Standing alongside me in disbelief at the top of that slope were my fiancé, Dan Abrams, 34, who owns the ski-clothing company Flylow; John Stifter, 29, the editor of Powder magazine; ski photographer Keith Carlsen, 38; and Salomon sales rep Joel Hammond, 38. A group of six had already dropped in ahead of Jim. They were Chris Rudolph, the 30-year-old marketing director of Stevens Pass; Elyse Saugstad, 33, a pro freeskier; Johnny Brenan, 41, a local contractor and father of two; Rob Castillo, 41, from Seattle; Wenzel Peikert, 29, a Stevens ski instructor; and Tim Wangen, 54, a landscaper and longtime Stevens local. Another two snowboarders and a skier had split off and disappeared onto a different run down the ridge.

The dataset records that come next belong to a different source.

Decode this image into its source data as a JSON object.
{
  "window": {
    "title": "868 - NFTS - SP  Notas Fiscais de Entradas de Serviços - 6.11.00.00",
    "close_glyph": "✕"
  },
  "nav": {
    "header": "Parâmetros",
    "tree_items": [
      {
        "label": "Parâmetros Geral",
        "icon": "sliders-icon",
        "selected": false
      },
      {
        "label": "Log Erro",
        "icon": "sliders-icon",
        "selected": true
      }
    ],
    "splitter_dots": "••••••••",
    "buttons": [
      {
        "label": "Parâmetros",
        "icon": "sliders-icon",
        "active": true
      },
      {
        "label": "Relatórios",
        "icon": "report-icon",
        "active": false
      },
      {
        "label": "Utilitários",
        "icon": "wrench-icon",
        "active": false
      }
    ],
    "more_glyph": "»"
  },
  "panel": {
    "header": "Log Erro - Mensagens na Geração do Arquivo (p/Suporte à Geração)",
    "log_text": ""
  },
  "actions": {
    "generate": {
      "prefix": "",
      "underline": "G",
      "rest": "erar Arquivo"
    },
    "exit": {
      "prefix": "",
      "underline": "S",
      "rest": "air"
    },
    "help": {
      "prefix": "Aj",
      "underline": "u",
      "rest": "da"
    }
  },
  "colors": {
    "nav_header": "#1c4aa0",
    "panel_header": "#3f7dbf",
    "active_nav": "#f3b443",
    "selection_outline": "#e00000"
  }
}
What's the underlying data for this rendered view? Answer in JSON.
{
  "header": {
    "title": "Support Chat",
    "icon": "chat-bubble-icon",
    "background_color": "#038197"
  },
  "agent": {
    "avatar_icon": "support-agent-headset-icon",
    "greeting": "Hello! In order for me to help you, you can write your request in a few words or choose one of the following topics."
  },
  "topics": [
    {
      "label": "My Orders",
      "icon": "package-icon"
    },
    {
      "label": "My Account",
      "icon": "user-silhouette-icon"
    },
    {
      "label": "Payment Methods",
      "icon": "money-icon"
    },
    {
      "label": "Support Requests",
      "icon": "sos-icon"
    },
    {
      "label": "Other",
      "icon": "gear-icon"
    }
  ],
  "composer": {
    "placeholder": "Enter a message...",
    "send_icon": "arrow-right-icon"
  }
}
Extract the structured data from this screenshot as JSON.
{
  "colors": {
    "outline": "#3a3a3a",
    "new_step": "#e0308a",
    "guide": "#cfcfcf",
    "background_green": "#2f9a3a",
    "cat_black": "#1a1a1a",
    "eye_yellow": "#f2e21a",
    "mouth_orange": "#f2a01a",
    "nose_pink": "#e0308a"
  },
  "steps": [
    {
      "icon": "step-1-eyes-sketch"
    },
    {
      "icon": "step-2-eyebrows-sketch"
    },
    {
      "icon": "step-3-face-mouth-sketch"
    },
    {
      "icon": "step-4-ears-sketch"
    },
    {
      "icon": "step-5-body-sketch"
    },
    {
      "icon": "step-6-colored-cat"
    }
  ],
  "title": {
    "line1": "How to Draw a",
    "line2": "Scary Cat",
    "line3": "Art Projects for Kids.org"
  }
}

We were all expert skiers trained in avalanche safety and equipped with the proper gear. Many in the group had skied Tunnel Creek hundreds of times in similar conditions. The snow in the Pacific Northwest, heavier and with higher moisture content, is often more stable than elsewhere in the West, and reports from those who’d skied Tunnel Creek just a day earlier had suggested that the snow conditions were solid. We practiced responsible backcountry travel, skiing one at a time, close to the tree line, and waiting for each other in sheltered groves of ancient spruce trees.

Jack was a Stevens Pass legend, a longtime ski patroller at nearby Mission Ridge and the head judge on the Freeskiing World Tour, where he was known as someone who preached controlled, responsible skiing, even in a contest where the most extreme run wins. He was 30 feet below us when he triggered the avalanche and vanished.

Hammond scooted down to the fracture line and spotted Jack’s ski sticking out of the snow but no sign of Jack. “Turn your beacons to search!” he shouted. We clicked our transceivers over and edged down into the slide path one at a time, trying to pick up the digital pulses that Jack’s beacon was now sending from somewhere beneath the snow.